Reflections: So what did I learn from taste camp? Winemaking is a tough business, and the phrase, “winemaking starts in the vineyard”, may seem cliché, but indeed it is true. The vineyard management alone should frighten off all but the most dedicated and passionate. There are many decisions and tasks involved just with the vineyard management. Which site to select? Which varieties to plant, and then which clones? What about trellising—smart dyson to maximize production? Mow the lawn or let the weeds grow to soak up some unwanted moisture? Pick now or gamble on the weather? Needless to say, there are many more decisions to be made once grapes are harvested and then fermented and aged. Serious winemaking is not for the hobbyist, and even most seasoned veterans must be opened to changes if they wish to constantly raise the quality of their wines.

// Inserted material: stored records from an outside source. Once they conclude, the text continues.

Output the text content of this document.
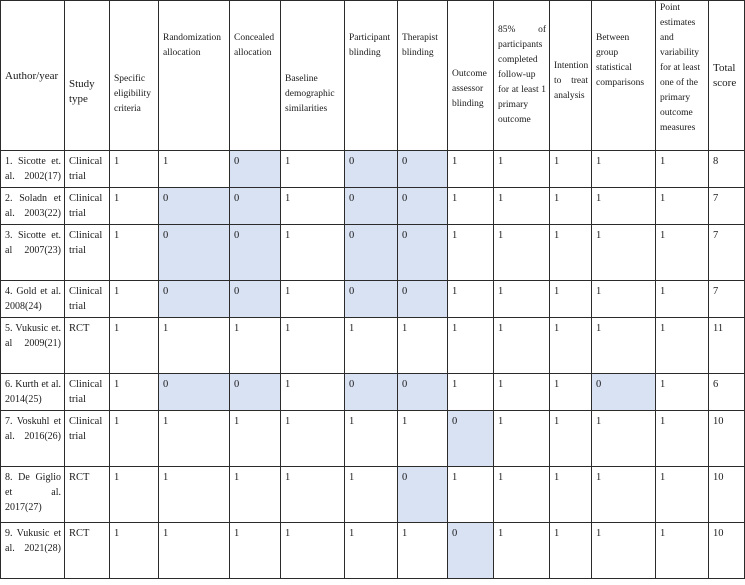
Author/year	Study type	Specific eligibility criteria	Randomization allocation	Concealed allocation	Baseline demographic similarities	Participant blinding	Therapist blinding	Outcome assessor blinding	85% of participants completed follow-up for at least 1 primary outcome	Intention to treat analysis	Between group statistical comparisons	Point estimates and variability for at least one of the primary outcome measures	Total score
1. Sicotte et. al. 2002(17)	Clinical trial	1	1	0	1	0	0	1	1	1	1	1	8
2. Soladn et al. 2003(22)	Clinical trial	1	0	0	1	0	0	1	1	1	1	1	7
3. Sicotte et. al 2007(23)	Clinical trial	1	0	0	1	0	0	1	1	1	1	1	7
4. Gold et al. 2008(24)	Clinical trial	1	0	0	1	0	0	1	1	1	1	1	7
5. Vukusic et. al 2009(21)	RCT	1	1	1	1	1	1	1	1	1	1	1	11
6. Kurth et al. 2014(25)	Clinical trial	1	0	0	1	0	0	1	1	1	0	1	6
7. Voskuhl et al. 2016(26)	Clinical trial	1	1	1	1	1	1	0	1	1	1	1	10
8. De Giglio et al. 2017(27)	RCT	1	1	1	1	1	0	1	1	1	1	1	10
9. Vukusic et al. 2021(28)	RCT	1	1	1	1	1	1	0	1	1	1	1	10
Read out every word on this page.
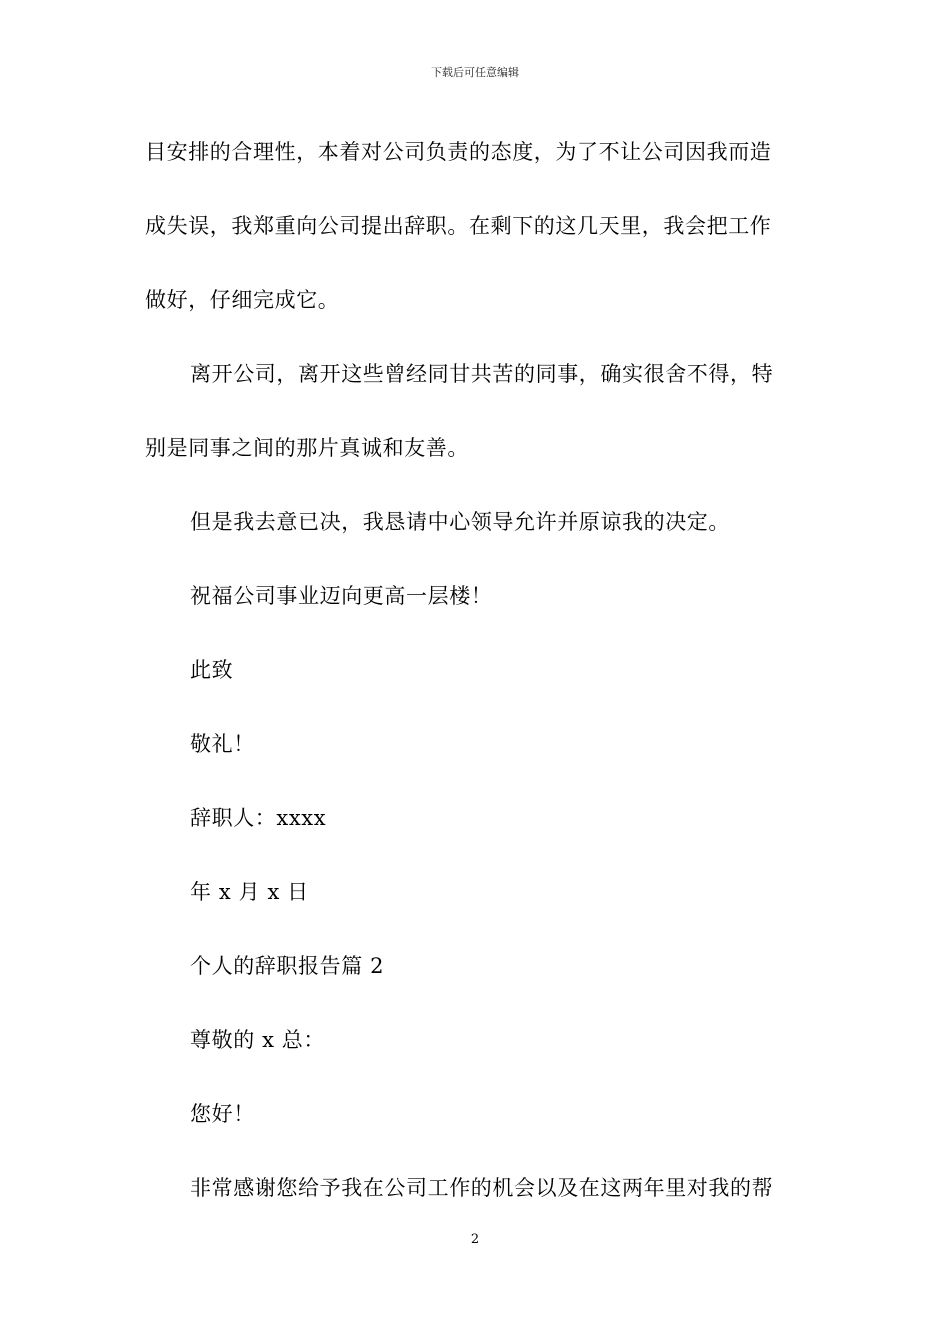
下载后可任意编辑
目安排的合理性，本着对公司负责的态度，为了不让公司因我而造
成失误，我郑重向公司提出辞职。在剩下的这几天里，我会把工作
做好，仔细完成它。
离开公司，离开这些曾经同甘共苦的同事，确实很舍不得，特
别是同事之间的那片真诚和友善。
但是我去意已决，我恳请中心领导允许并原谅我的决定。
祝福公司事业迈向更高一层楼！
此致
敬礼！
辞职人：xxxx
年 x 月 x 日
个人的辞职报告篇 2
尊敬的 x 总：
您好！
非常感谢您给予我在公司工作的机会以及在这两年里对我的帮
2
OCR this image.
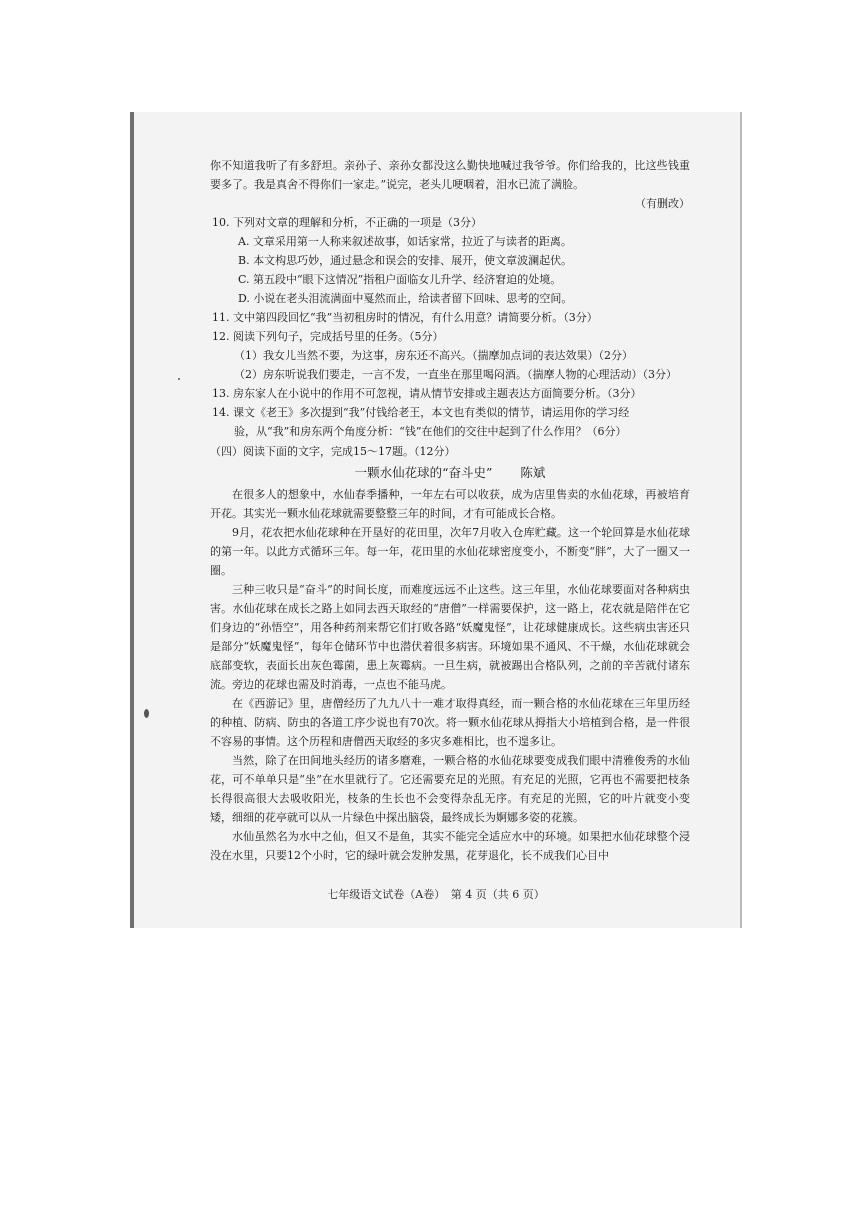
你不知道我听了有多舒坦。亲孙子、亲孙女都没这么勤快地喊过我爷爷。你们给我的，比这些钱重要多了。我是真舍不得你们一家走。”说完，老头儿哽咽着，泪水已流了满脸。

（有删改）

10. 下列对文章的理解和分析，不正确的一项是（3分）

A. 文章采用第一人称来叙述故事，如话家常，拉近了与读者的距离。

B. 本文构思巧妙，通过悬念和误会的安排、展开，使文章波澜起伏。

C. 第五段中“眼下这情况”指租户面临女儿升学、经济窘迫的处境。

D. 小说在老头泪流满面中戛然而止，给读者留下回味、思考的空间。

11. 文中第四段回忆“我”当初租房时的情况，有什么用意？请简要分析。（3分）

12. 阅读下列句子，完成括号里的任务。（5分）

（1）我女儿当然不要，为这事，房东还不高兴。（揣摩加点词的表达效果）（2分）

（2）房东听说我们要走，一言不发，一直坐在那里喝闷酒。（揣摩人物的心理活动）（3分）

13. 房东家人在小说中的作用不可忽视，请从情节安排或主题表达方面简要分析。（3分）

14. 课文《老王》多次提到“我”付钱给老王，本文也有类似的情节，请运用你的学习经

验，从“我”和房东两个角度分析：“钱”在他们的交往中起到了什么作用？（6分）

（四）阅读下面的文字，完成15～17题。（12分）

一颗水仙花球的“奋斗史” 陈斌

在很多人的想象中，水仙春季播种，一年左右可以收获，成为店里售卖的水仙花球，再被培育开花。其实光一颗水仙花球就需要整整三年的时间，才有可能成长合格。

9月，花农把水仙花球种在开垦好的花田里，次年7月收入仓库贮藏。这一个轮回算是水仙花球的第一年。以此方式循环三年。每一年，花田里的水仙花球密度变小，不断变“胖”，大了一圈又一圈。

三种三收只是“奋斗”的时间长度，而难度远远不止这些。这三年里，水仙花球要面对各种病虫害。水仙花球在成长之路上如同去西天取经的“唐僧”一样需要保护，这一路上，花农就是陪伴在它们身边的“孙悟空”，用各种药剂来帮它们打败各路“妖魔鬼怪”，让花球健康成长。这些病虫害还只是部分“妖魔鬼怪”，每年仓储环节中也潜伏着很多病害。环境如果不通风、不干燥，水仙花球就会底部变软，表面长出灰色霉菌，患上灰霉病。一旦生病，就被踢出合格队列，之前的辛苦就付诸东流。旁边的花球也需及时消毒，一点也不能马虎。

在《西游记》里，唐僧经历了九九八十一难才取得真经，而一颗合格的水仙花球在三年里历经的种植、防病、防虫的各道工序少说也有70次。将一颗水仙花球从拇指大小培植到合格，是一件很不容易的事情。这个历程和唐僧西天取经的多灾多难相比，也不遑多让。

当然，除了在田间地头经历的诸多磨难，一颗合格的水仙花球要变成我们眼中清雅俊秀的水仙花，可不单单只是“坐”在水里就行了。它还需要充足的光照。有充足的光照，它再也不需要把枝条长得很高很大去吸收阳光，枝条的生长也不会变得杂乱无序。有充足的光照，它的叶片就变小变矮，细细的花亭就可以从一片绿色中探出脑袋，最终成长为婀娜多姿的花簇。

水仙虽然名为水中之仙，但又不是鱼，其实不能完全适应水中的环境。如果把水仙花球整个浸没在水里，只要12个小时，它的绿叶就会发肿发黑，花芽退化，长不成我们心目中

七年级语文试卷（A卷）　第 4 页（共 6 页）
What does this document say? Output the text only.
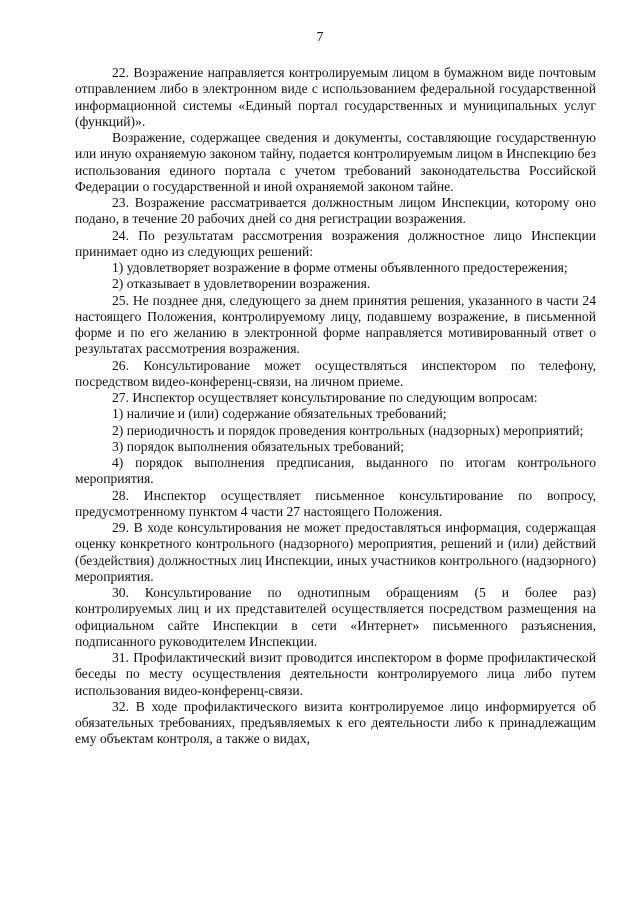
7

22. Возражение направляется контролируемым лицом в бумажном виде почтовым отправлением либо в электронном виде с использованием федеральной государственной информационной системы «Единый портал государственных и муниципальных услуг (функций)».

Возражение, содержащее сведения и документы, составляющие государственную или иную охраняемую законом тайну, подается контролируемым лицом в Инспекцию без использования единого портала с учетом требований законодательства Российской Федерации о государственной и иной охраняемой законом тайне.

23. Возражение рассматривается должностным лицом Инспекции, которому оно подано, в течение 20 рабочих дней со дня регистрации возражения.

24. По результатам рассмотрения возражения должностное лицо Инспекции принимает одно из следующих решений:

1) удовлетворяет возражение в форме отмены объявленного предостережения;

2) отказывает в удовлетворении возражения.

25. Не позднее дня, следующего за днем принятия решения, указанного в части 24 настоящего Положения, контролируемому лицу, подавшему возражение, в письменной форме и по его желанию в электронной форме направляется мотивированный ответ о результатах рассмотрения возражения.

26. Консультирование может осуществляться инспектором по телефону, посредством видео-конференц-связи, на личном приеме.

27. Инспектор осуществляет консультирование по следующим вопросам:

1) наличие и (или) содержание обязательных требований;

2) периодичность и порядок проведения контрольных (надзорных) мероприятий;

3) порядок выполнения обязательных требований;

4) порядок выполнения предписания, выданного по итогам контрольного мероприятия.

28. Инспектор осуществляет письменное консультирование по вопросу, предусмотренному пунктом 4 части 27 настоящего Положения.

29. В ходе консультирования не может предоставляться информация, содержащая оценку конкретного контрольного (надзорного) мероприятия, решений и (или) действий (бездействия) должностных лиц Инспекции, иных участников контрольного (надзорного) мероприятия.

30. Консультирование по однотипным обращениям (5 и более раз) контролируемых лиц и их представителей осуществляется посредством размещения на официальном сайте Инспекции в сети «Интернет» письменного разъяснения, подписанного руководителем Инспекции.

31. Профилактический визит проводится инспектором в форме профилактической беседы по месту осуществления деятельности контролируемого лица либо путем использования видео-конференц-связи.

32. В ходе профилактического визита контролируемое лицо информируется об обязательных требованиях, предъявляемых к его деятельности либо к принадлежащим ему объектам контроля, а также о видах,
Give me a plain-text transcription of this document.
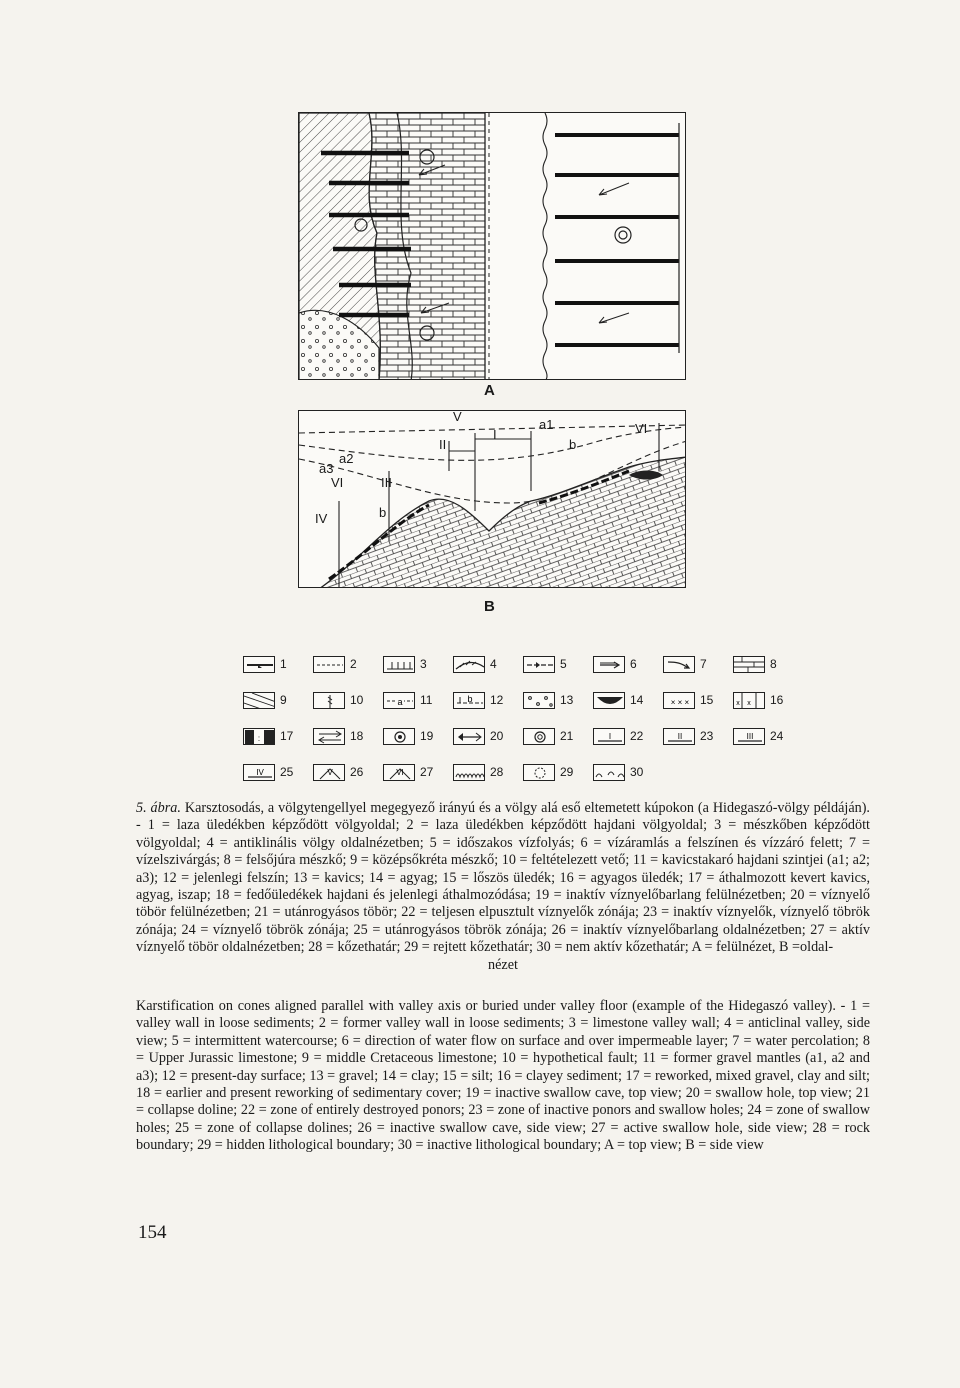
A
V
I
II
III
IV
VI
VI
a1
a2
a3
b
b
B
1	2	3	4	5	6	7	8
9	10	a 11	b 12	13	14	× × × 15	x x 16
: 17	18	19	20	21	I 22	II 23	III 24
IV 25	V 26	VI 27	28	29	30
5. ábra. Karsztosodás, a völgytengellyel megegyező irányú és a völgy alá eső eltemetett kúpokon (a Hidegaszó-völgy példáján). - 1 = laza üledékben képződött völgyoldal; 2 = laza üledékben képződött hajdani völgyoldal; 3 = mészkőben képződött völgyoldal; 4 = antiklinális völgy oldalnézetben; 5 = időszakos vízfolyás; 6 = vízáramlás a felszínen és vízzáró felett; 7 = vízelszivárgás; 8 = felsőjúra mészkő; 9 = középsőkréta mészkő; 10 = feltételezett vető; 11 = kavicstakaró hajdani szintjei (a1; a2; a3); 12 = jelenlegi felszín; 13 = kavics; 14 = agyag; 15 = lőszös üledék; 16 = agyagos üledék; 17 = áthalmozott kevert kavics, agyag, iszap; 18 = fedőüledékek hajdani és jelenlegi áthalmozódása; 19 = inaktív víznyelőbarlang felülnézetben; 20 = víznyelő töbör felülnézetben; 21 = utánrogyásos töbör; 22 = teljesen elpusztult víznyelők zónája; 23 = inaktív víznyelők, víznyelő töbrök zónája; 24 = víznyelő töbrök zónája; 25 = utánrogyásos töbrök zónája; 26 = inaktív víznyelőbarlang oldalnézetben; 27 = aktív víznyelő töbör oldalnézetben; 28 = kőzethatár; 29 = rejtett kőzethatár; 30 = nem aktív kőzethatár; A = felülnézet, B =oldal-
nézet
Karstification on cones aligned parallel with valley axis or buried under valley floor (example of the Hidegaszó valley). - 1 = valley wall in loose sediments; 2 = former valley wall in loose sediments; 3 = limestone valley wall; 4 = anticlinal valley, side view; 5 = intermittent watercourse; 6 = direction of water flow on surface and over impermeable layer; 7 = water percolation; 8 = Upper Jurassic limestone; 9 = middle Cretaceous limestone; 10 = hypothetical fault; 11 = former gravel mantles (a1, a2 and a3); 12 = present-day surface; 13 = gravel; 14 = clay; 15 = silt; 16 = clayey sediment; 17 = reworked, mixed gravel, clay and silt; 18 = earlier and present reworking of sedimentary cover; 19 = inactive swallow cave, top view; 20 = swallow hole, top view; 21 = collapse doline; 22 = zone of entirely destroyed ponors; 23 = zone of inactive ponors and swallow holes; 24 = zone of swallow holes; 25 = zone of collapse dolines; 26 = inactive swallow cave, side view; 27 = active swallow hole, side view; 28 = rock boundary; 29 = hidden lithological boundary; 30 = inactive lithological boundary; A = top view; B = side view
154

I also learned that Virginia winemakers are still sorting out what varieties work for Virginia, and this seems to be a site-by-site decision. Jordan Harris will be focusing more on Rhone varieties while Law will intensify his focus on merlot and chardonnay. Doug Fabbioli, the Bootstrapper, will continue to innovate not only with traditional viniferous grapes but also with hybrids (like chambourcin) as well as fruit wines. Ben Renshaw enjoys the challenge of vineyard management and seems to revel in working with a more diverse crop—his favored Tranquility site grows traditional grapes such as cabernet sauvignon while the Goose Creek vineyard located across the road produce German varieties such as lemberger and dornfelder. What was a common thread between all of these winemakers? The sense of passion that even the most oblivious would have noticed.

Buzz: So which wines generated the most buzz? I tried to document as many comments as possible, so it is likely that I missed a few of the hitmakers from the weekend. With that in mind, here is my list of all-stars that generated the most buzz:

2010 Ankida Ridge Pinot Noir
2011 Boxwood Rose
2007 Boxwood Red (actually a split between this and the 2007 Topiary)
2011 Blenheim Rose
2002 Breaux Reserve Merlot
2001/2005 Breaux Nebbiolo
2008 Linden Hardscrabble Red
2009 Linden Hardscrabble Chardonnay
2010 North Gate Rousanne
2011 Stinson Sauvignon Blanc
2007 Tarara Syrah
2011 Tarara Petit Manseng
2011 White Hall Viognier
2010 Zepahiah Farms Chambourcin Reserve

TasteCamp offered an opportunity for campers to learn (and taste) more about winemaking in Virginia. We thank the TasteCamp organizers for planning this event, and we encourage readers to visit Virginia wineries to sample the latest releases. Create your own buzz (uh-a list of favorite Virginia wines, course). Remember to mention to the winemakers that Virginia Wine Time sent you.